I had been pondering some architecture issues after a day of refactoring and cleanup on an HTML5 game I’m building at work. Some common data/UI integration problems were bugging me, mostly just for the feeling of good separation, and I was about to post to r/gamedev:
I'm looking for advice on some minor architect issues in some HTML5 gamedev work I've been up to. My background is as a web developer professionally and a very trivial game developer as a hobby, and I"m only recently combining those. However, for lots of reasons related to the positioning of this game as *part* of a larger web project at work, it isn't a traditional <canvas> HTML5 game, but being done with a combination of DOM and concern-separated logic.
I'm having trouble figuring out how where to draw the lines between the bits that implement my UI and the bigs that run logic behind it, and how to keep them in sync efficiently. There are patterns for this, but I don't feel like my usual approaches make sense in a game context, so I'm looking for any advice you've got.

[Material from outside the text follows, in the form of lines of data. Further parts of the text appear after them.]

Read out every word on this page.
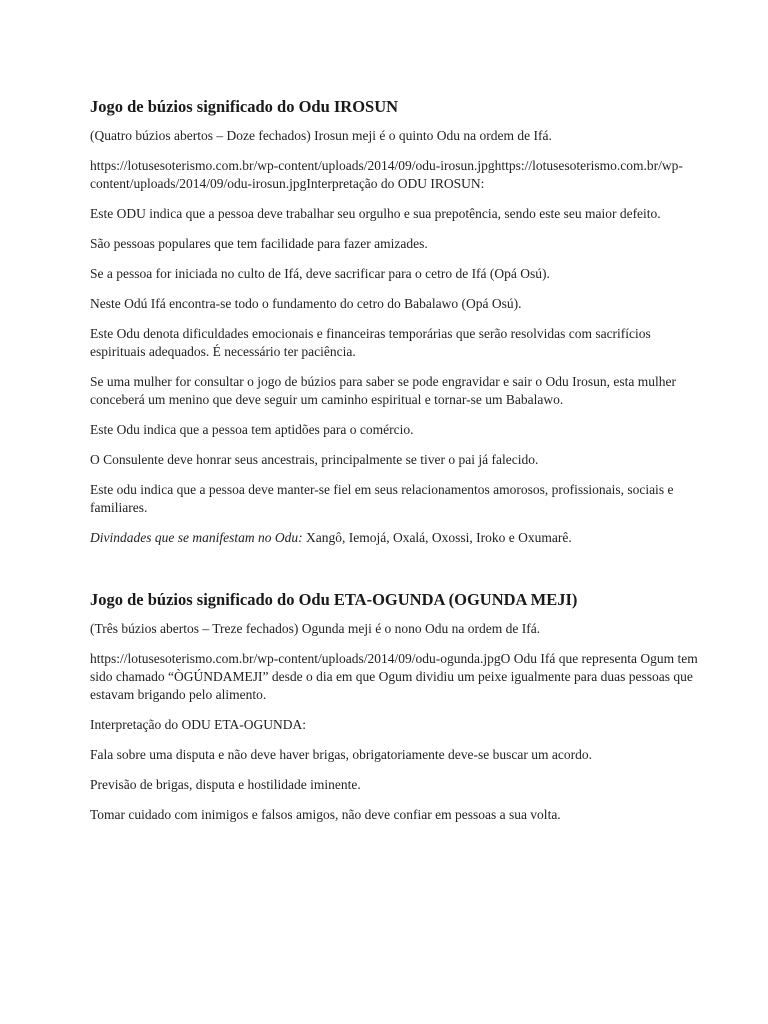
Jogo de búzios significado do Odu IROSUN

(Quatro búzios abertos – Doze fechados) Irosun meji é o quinto Odu na ordem de Ifá.

https://lotusesoterismo.com.br/wp-content/uploads/2014/09/odu-irosun.jpghttps://lotusesoterismo.com.br/wp-content/uploads/2014/09/odu-irosun.jpgInterpretação do ODU IROSUN:

Este ODU indica que a pessoa deve trabalhar seu orgulho e sua prepotência, sendo este seu maior defeito.

São pessoas populares que tem facilidade para fazer amizades.

Se a pessoa for iniciada no culto de Ifá, deve sacrificar para o cetro de Ifá (Opá Osú).

Neste Odú Ifá encontra-se todo o fundamento do cetro do Babalawo (Opá Osú).

Este Odu denota dificuldades emocionais e financeiras temporárias que serão resolvidas com sacrifícios espirituais adequados. É necessário ter paciência.

Se uma mulher for consultar o jogo de búzios para saber se pode engravidar e sair o Odu Irosun, esta mulher conceberá um menino que deve seguir um caminho espiritual e tornar-se um Babalawo.

Este Odu indica que a pessoa tem aptidões para o comércio.

O Consulente deve honrar seus ancestrais, principalmente se tiver o pai já falecido.

Este odu indica que a pessoa deve manter-se fiel em seus relacionamentos amorosos, profissionais, sociais e familiares.

Divindades que se manifestam no Odu: Xangô, Iemojá, Oxalá, Oxossi, Iroko e Oxumarê.

Jogo de búzios significado do Odu ETA-OGUNDA (OGUNDA MEJI)

(Três búzios abertos – Treze fechados) Ogunda meji é o nono Odu na ordem de Ifá.

https://lotusesoterismo.com.br/wp-content/uploads/2014/09/odu-ogunda.jpgO Odu Ifá que representa Ogum tem sido chamado “ÒGÚNDAMEJI” desde o dia em que Ogum dividiu um peixe igualmente para duas pessoas que estavam brigando pelo alimento.

Interpretação do ODU ETA-OGUNDA:

Fala sobre uma disputa e não deve haver brigas, obrigatoriamente deve-se buscar um acordo.

Previsão de brigas, disputa e hostilidade iminente.

Tomar cuidado com inimigos e falsos amigos, não deve confiar em pessoas a sua volta.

This is a card game, though the situation and question would apply to other types of games, as well. Right now, I have a new refactoring that gives me two parts: a card logic component, which shuffles the deck, draws cards, manages a discard pile, play states, etc; and, all the animations and transitions of the card sprites that I display.
BAM. Right there the answer smacked me in the face. And at that moment my first thought was how interesting it is for the act of writing out a problem to trigger the solution in your head, and this isn’t a new idea in the world of even for myself. It is, however, something I want to cultivate, both in myself and others.
Write more and often, about your projects.
I try to keep a development journal and used to do a better job of it. I’m going to look at setting up some kind of prompt to keep myself reminded through the day and maybe that will help. But, on to the solution here.
If I were responding to this post, rather than writing it, maybe this is what I would say:
Separation is great, but at some point these different parts just have to talk to each other. At least, something has to connect them. You’re going to be redundant if you model all the card state twice, both in your logic and your UI, so keep one of them dumb. That’s probably going to be the UI.
Those visuals need to respond to the state changes in the logic, rather than trying to mirror them.
That logic going on, tracking your cards moving between the deck and the hand and discard pile and whatever other states you have needs to allow some reponse to that state changing. When the logic draws a hand from the deck, the visuals need to know which three cards to slide across the screen into your hand. When you play a card, the player needs to see that happen.
Just fire a simple event when the state of a card changes in the logic, and let the DOM update accordingly.